If a superior abuses seminarians or novices entrusted to him, then the aspect of mutual consent is not a lessening of the sin, but even a perfidious increase of that sin, because, additionally, the conscience of a subordinate – who is responsible for his deeds – is also being corrupted. One thus has degraded him to being an accomplice of sin.
As to the topic of checks and balances [as, for example, recently proposed by Bishop Heiner Wilmer, of Hildesheim]: whenever it is about human power over people, it may never be absolute, as it was the case with the Sun King [Louis XIV]. It has to be partitioned, with mutual control.

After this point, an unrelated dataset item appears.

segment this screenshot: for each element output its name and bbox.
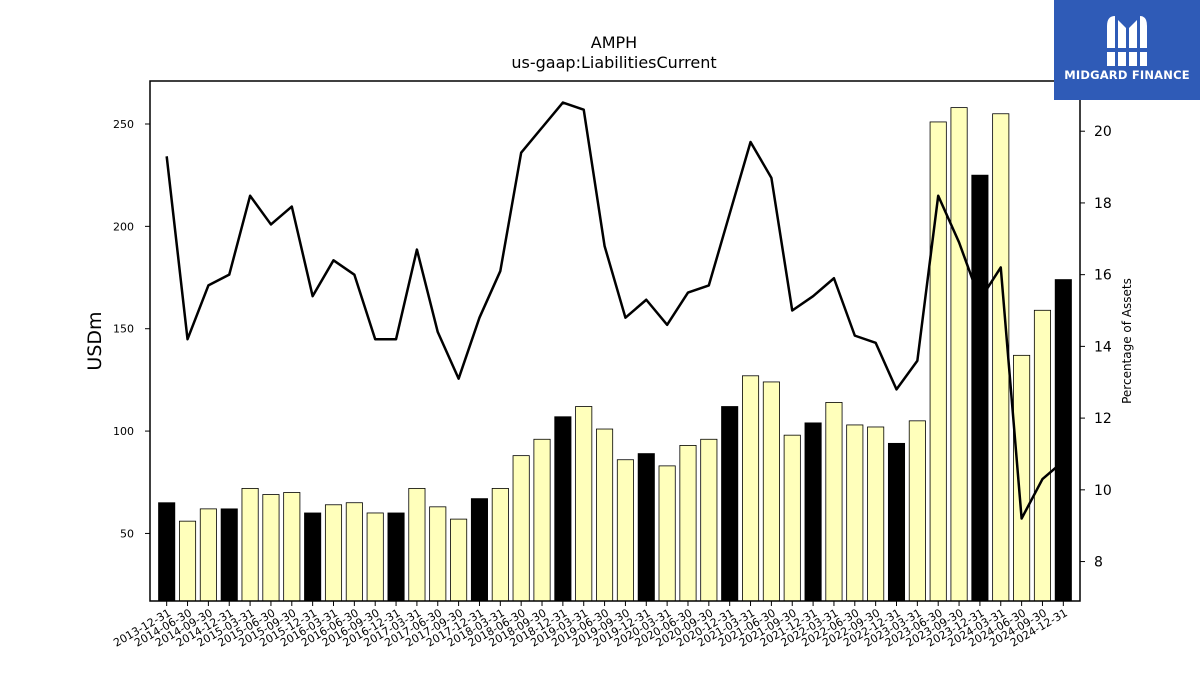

Christ's authority is being transmitted to the bishops who act in His authority. God's authority itself, however, cannot be partitioned. Because it is the Apostles – and, in their succession, the bishops and the presbyters, who also partake in it – who act in His Person as shepherds, teachers, and priests (LG 19; PO 2).
Thus, speaking about checks and balances in the Church reveals a politicized understanding of the Church and of the Apostolic office. There is, however, an abuse of office when bishops, as employers and heads of administration, exercise their power according to their own whims and according to their own personal interests (arbitrary dismissal of employees; promotion of their protegees; uncontrolled financial decisions; companionship with media representatives).